Thesis: They are the same world. Tom Stoppard took great care in making the events that happen in 'R&G' intersect and overlap events that happen in 'Hamlet'. Stoppard's project requires that the world of his play be the same as the world of Shakespeare's play. Stoppard's play is a brilliant success, so it follows immediately that the two plays take place in the same fictional world.
Antithesis: They are not the same world. Stoppard adds shenanigans that Shakespeare clearly did not have in mind. They reach beyond, and some of them perhaps directly violate, Shakespeare's authorial intention.*
The question puts us in a bind, because both the thesis and the antithesis are plausible. The problem, I think, is that they both presuppose that there is one fictional world picked out by 'R&G' and one picked out by 'Hamlet'. Only on that assumption does it make sense to ask whether the worlds are the same world.

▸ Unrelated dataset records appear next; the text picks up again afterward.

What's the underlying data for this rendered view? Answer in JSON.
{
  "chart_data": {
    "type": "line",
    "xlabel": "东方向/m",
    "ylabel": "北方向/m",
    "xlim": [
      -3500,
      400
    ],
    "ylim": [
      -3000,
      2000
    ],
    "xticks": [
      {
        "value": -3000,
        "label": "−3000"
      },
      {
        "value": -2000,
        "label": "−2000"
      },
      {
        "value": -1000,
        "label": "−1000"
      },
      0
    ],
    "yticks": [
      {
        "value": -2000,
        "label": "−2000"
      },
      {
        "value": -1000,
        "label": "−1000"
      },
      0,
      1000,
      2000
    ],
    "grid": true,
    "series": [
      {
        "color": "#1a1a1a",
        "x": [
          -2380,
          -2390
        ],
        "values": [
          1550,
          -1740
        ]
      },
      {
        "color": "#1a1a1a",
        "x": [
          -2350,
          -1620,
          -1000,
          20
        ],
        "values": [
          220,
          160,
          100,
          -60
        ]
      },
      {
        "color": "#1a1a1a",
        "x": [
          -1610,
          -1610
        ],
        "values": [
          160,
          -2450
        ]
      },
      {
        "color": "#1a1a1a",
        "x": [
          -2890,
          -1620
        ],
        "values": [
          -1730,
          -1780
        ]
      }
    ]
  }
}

Suppose instead we treat 'Hamlet' as picking out a set of possible worlds; call them the Hamlet-worlds. Similarly, 'R&G' picks out a set of worlds; call them the RG-worlds.**
We can do justice to the intuition behind the thesis by saying that all RG-worlds are Hamlet-worlds.
We can do justice to the intuition behind the antithesis in this way: The Hamlet-worlds are a mixed bag, with some of them having very little detail beyond what is specified in the script and with others filled out in exotic detail. The more conservative Hamlet-worlds are the ones with which Shakespeare would have been most comfortable. The RG-worlds are exotic Hamlet-worlds, and most Hamlet-worlds are not RG-worlds.
* Shades of Brian Weatherson's fourth objection to the Westphall Hypothesis.
** This connects nicely to the previous entry. The asymmetry turns out to have a deeper importance, in a way I had not considered. The argument could have gone like this: (1) A theory is associated with a set of models/worlds. (2) A theory is a story. (3) Therefore, a story is associated with a set of worlds rather than with a single world.